Never trust the sleeping markets

When oil went past $50/barrel, there were serious issues with the economy.

Now that oil is past $90/barrel, where does that put us?

Captial markets are melting up...

This bet is more akin to "The Fed loses control entirely and Effective Fed Funds trades radically higher irrespective of what Bernanke does, because nobody trusts anyone anymore - not even overnight."

Source: Market Ticker

So what does this mean?  If banks are borrowing at leg-breaking interest rates of 15% for overnight, they may as well just get an American Express Card.  At least they get the Air Miles or Cash Back points...

An asset is worth only what someone else will pay for it.  If CDOs or other credit derivatives have no market, or become too risky (aka costly) to finance, you end up with the Bell Curve of lending rates falling apart, and everyone taking what they can get just to get out of the burning building.

In statistics, normal distribution is measured out two standard deviations from the mean, where 95% of activity is considered to fall.  Anything outside this is considered outside the norm.

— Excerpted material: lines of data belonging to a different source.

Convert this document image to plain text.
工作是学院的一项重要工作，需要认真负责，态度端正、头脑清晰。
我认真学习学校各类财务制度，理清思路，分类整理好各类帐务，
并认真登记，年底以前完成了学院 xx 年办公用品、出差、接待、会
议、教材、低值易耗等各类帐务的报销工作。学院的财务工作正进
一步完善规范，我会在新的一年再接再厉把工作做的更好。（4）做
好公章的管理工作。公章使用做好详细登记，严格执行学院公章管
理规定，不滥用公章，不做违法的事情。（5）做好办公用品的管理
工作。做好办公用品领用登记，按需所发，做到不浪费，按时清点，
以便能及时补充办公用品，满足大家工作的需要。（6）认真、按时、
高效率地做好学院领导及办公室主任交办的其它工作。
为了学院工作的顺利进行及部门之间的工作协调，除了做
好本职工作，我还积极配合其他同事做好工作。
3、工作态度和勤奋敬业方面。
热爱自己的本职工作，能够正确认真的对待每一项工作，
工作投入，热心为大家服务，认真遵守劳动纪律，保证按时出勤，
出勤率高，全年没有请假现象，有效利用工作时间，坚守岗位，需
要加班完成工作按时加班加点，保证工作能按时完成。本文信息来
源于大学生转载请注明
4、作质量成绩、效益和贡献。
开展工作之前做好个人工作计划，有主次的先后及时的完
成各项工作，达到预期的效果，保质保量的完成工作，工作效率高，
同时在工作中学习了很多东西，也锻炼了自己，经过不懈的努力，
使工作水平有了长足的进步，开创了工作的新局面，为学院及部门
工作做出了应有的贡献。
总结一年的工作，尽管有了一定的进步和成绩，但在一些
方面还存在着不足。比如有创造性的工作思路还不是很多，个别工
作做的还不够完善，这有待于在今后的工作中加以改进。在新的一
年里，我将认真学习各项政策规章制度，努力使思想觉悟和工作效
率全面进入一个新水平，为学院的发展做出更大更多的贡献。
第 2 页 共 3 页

Three standard deviations is a fluke.

Four standard deviations is a mess.

Five standard deviations is a lotto ticket or a lightning strike.

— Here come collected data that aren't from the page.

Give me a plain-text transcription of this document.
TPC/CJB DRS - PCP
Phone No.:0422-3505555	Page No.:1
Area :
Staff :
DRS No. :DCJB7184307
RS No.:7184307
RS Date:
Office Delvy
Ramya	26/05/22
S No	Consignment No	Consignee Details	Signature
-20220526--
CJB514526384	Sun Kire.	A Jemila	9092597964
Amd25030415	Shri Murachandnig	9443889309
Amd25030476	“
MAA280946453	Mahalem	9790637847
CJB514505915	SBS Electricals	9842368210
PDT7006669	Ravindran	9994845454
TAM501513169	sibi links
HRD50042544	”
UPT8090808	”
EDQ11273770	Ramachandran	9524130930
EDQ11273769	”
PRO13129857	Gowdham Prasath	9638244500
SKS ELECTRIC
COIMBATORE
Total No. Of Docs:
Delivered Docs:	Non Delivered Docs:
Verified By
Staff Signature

Otherwise known as 5-Sigma.

In a standard normal distribution, an event that occurs five standard deviations or more from the mean has about a 1 in 3,488,555 chance in happening -- fairly unlikely, in other words. Yet plenty of stocks have seen more than their fair share of these lightning strikes.

Interesting thing about lighting, is that it can sometimes strike in the same place twice, can sometimes hit the same person twice, and many people are frightened simply by the ominous sound of thunder in the sky, when really there is nothing worth worrying about.  Except that doesn't matter - people will worry.

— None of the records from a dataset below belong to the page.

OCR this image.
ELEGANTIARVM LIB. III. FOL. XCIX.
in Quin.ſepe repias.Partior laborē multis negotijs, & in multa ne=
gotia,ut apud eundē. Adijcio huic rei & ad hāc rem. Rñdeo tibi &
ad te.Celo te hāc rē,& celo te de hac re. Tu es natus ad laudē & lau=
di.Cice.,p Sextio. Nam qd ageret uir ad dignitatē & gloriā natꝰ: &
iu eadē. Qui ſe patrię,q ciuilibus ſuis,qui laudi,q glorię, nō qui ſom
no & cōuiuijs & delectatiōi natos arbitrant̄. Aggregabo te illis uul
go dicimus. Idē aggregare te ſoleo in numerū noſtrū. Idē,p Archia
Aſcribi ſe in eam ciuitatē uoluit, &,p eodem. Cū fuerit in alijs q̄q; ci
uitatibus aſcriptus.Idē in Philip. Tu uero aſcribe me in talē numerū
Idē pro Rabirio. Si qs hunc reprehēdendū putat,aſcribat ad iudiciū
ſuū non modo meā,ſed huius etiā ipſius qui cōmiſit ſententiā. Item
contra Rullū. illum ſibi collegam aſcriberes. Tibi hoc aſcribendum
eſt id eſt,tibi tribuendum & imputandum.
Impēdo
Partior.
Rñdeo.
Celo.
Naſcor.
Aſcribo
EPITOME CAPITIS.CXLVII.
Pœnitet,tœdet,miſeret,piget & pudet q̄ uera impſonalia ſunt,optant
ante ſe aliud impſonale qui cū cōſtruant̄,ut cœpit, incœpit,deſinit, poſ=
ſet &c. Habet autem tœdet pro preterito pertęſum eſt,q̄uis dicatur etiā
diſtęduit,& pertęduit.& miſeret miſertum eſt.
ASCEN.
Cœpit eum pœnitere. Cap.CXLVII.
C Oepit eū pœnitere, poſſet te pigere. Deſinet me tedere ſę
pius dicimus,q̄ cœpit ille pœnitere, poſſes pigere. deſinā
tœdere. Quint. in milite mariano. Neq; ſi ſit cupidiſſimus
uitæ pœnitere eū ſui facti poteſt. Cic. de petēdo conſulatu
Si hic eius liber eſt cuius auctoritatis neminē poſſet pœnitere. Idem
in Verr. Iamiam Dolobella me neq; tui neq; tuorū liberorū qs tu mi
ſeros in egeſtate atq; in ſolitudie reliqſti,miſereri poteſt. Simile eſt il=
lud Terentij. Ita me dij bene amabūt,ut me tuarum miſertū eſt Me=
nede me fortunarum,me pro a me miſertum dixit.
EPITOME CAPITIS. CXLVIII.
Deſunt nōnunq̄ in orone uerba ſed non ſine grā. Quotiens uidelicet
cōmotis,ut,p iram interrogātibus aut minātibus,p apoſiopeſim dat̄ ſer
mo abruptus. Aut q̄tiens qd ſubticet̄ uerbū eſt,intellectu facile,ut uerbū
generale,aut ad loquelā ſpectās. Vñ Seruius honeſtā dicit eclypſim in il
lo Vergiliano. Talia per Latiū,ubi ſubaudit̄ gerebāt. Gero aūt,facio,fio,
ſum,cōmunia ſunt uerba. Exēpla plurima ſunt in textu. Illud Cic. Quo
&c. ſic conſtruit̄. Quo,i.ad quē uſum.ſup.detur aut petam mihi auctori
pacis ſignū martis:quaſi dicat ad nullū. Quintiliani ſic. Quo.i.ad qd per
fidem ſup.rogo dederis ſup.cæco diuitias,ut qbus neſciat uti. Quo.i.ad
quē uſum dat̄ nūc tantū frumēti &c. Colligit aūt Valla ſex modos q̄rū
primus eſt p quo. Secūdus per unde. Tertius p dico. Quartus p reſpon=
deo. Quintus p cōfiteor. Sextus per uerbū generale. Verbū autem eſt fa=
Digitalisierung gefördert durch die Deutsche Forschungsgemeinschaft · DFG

Chance & probabilities really don't mean much when you are dealing with irrational behaviour.  Or more specifically, Irrational Exuberance.

In the case of the real-estate bubble, quantity meant more than quality.  The more mortgages issued, the more money was made.  There was no fear of "risk" exposure, because these mortgages were bundled up and sold as packages, diluted like so much oil dumped in the ocean.  The "lead paint" in the asset only showed up after it has been consumed by the market, more specifically the credit markets, and found to be worthless, or at least rated far less than it once was determined.

If 10 of your friends told you something was garbage, would you want to get rid of it?  What if one of your friends offered you $0.10 on the dollar for it, the going rate for something sold in a pawn shop?  Would you trust that friend anymore, especially if he once told you it was worth much more?

With over $2.6 trillion in outstanding swaps (probably more like $4 trillion today), a 90% haircut would leave about $260 billion left over for whoever wanted to fight over it.

But really this is a worst-case scenario, isn't it?  Maybe not... what if there's no market at all for this $2.6 trillion dollars in swaps, or if there was a $0.10 on the dollar market that no one in their right mind would take?  The market for these CDOs would dry up until the next economic cycle makes them viable again....

I am not a market specialist or CDO specialist or even a financial specialist, so these are really just my thoughts on the whole matter of CDOs, Subprime, and the current state of the markets based on what I have read.  Chances are things will always revert back to the mean, and all of this stuff will disappear eventually.  People like a sense of normalcy...

"It's like a free lunch," said Gorgeon. "You're immune to default."